Some things in golf seem to be on an endless cycle – and accusations over whether a player is anchoring or not is one of those rinse and repeat issues that never seems to go away.

In fact, since the practice was outlawed in the Rules of Golf in 2016, the mere sight of a long putter on the TV appears to be all it takes to start the row all over again.

Accusations and mudslinging aside, though, how much do you really know about Rule 10.1b, which covers Anchoring the Club?

In the spirit of information giving, let’s see what is allowed and what is not…

What is anchoring in golf?

When making a stroke, Rule 10.1b says a player “must” not anchor the club. That is either by:

– Doing it “directly”, by holding the club or a “gripping hand” against any part of the body or…

– Using an anchor point and holding a forearm “against any part of the body to use a gripping hand as a stable point around which the other hand may swing the club”.

You are allowed to hold the club, or gripping hand, against a hand or forearm and if your club, clothes, or that gripping hand, “merely touch” your body or clothing during a stroke – without being held against them – then you won’t be guilty of anchoring.

Now, if that sounds a touch on the complex side, there is a diagram in the Rules of Golf that helps to spell it out in pictures.

Look it up for yourselves but, essentially it goes like this: Grip resting against forearm (a la Bryson DeChambeau) is fine. Using a long putter whether neither the forearm, nor the gripping hand touches the body, is also perfectly acceptable.

But holding a club against a stomach? No. Placing your forearm or gripping hand against your chest is also out.

OK, so why is anchored putting controversial?

There is some quite important things to note in the interpretations to Rule 10.1b, and you wouldn’t see these unless you delved into the Official Guide to the Rules of Golf.

Interpretation 10.1b/3, for example, reveals that inadvertently touching your clothing during a stroke is not anchoring.

So you might see on the TV a long putter brushing a jacket or a shirt as a stroke is made and cry foul.

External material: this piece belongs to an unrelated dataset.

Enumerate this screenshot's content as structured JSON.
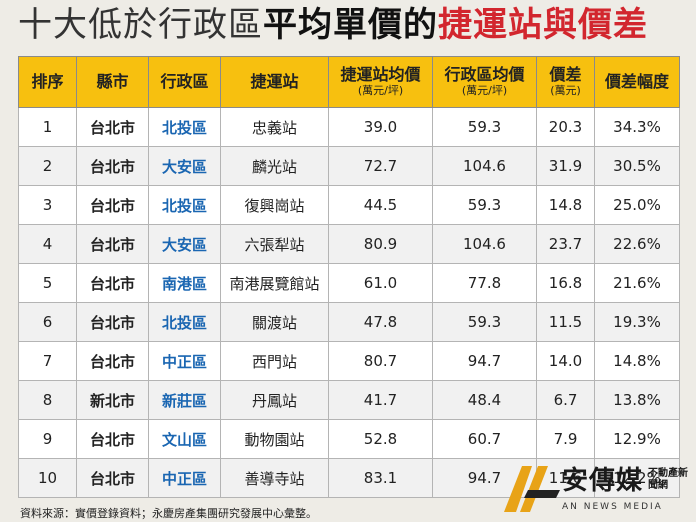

But as long as that is not done deliberately, it is not a breach of the rule.

Some other examples are outlined, including situations where a player “holds the club extremely close to the body’, or “has a physical size or build that causes the arms naturally to rest close to the body”.

You might also have noticed by now that if clothing is touched deliberately there is going to be a sanction.

That’s covered in an earlier interpretation, which says that clothing which is held against the body by either the club or gripping hand is “treated as if it’s part of the player’s body for the purpose of applying Rule 10.1b”.

It adds: “The concept of a free-flowing swing may not be circumvented by having something intervene between the player’s body and club or hand”.

An example explains it further, citing a player wearing a rain jacket and pressing a mid-length putter into their body. This would be anchoring.

How can we tell if someone is anchoring?

That’s the $64,000 question and, ultimately, it goes back to the first principles in the Rules. It is down to us – as players – to play by the rules and in the spirit of the game and to apply our own penalties if we breach a rule.

So unless someone is clearly anchoring in the ways we’ve already described, you’ll just have to take their word for it that they are not.

What is the penalty for anchoring?

In match play? It’s loss of hole. Don’t do it again. If it happens in stroke play, the stroke counts and a two-shot penalty applies.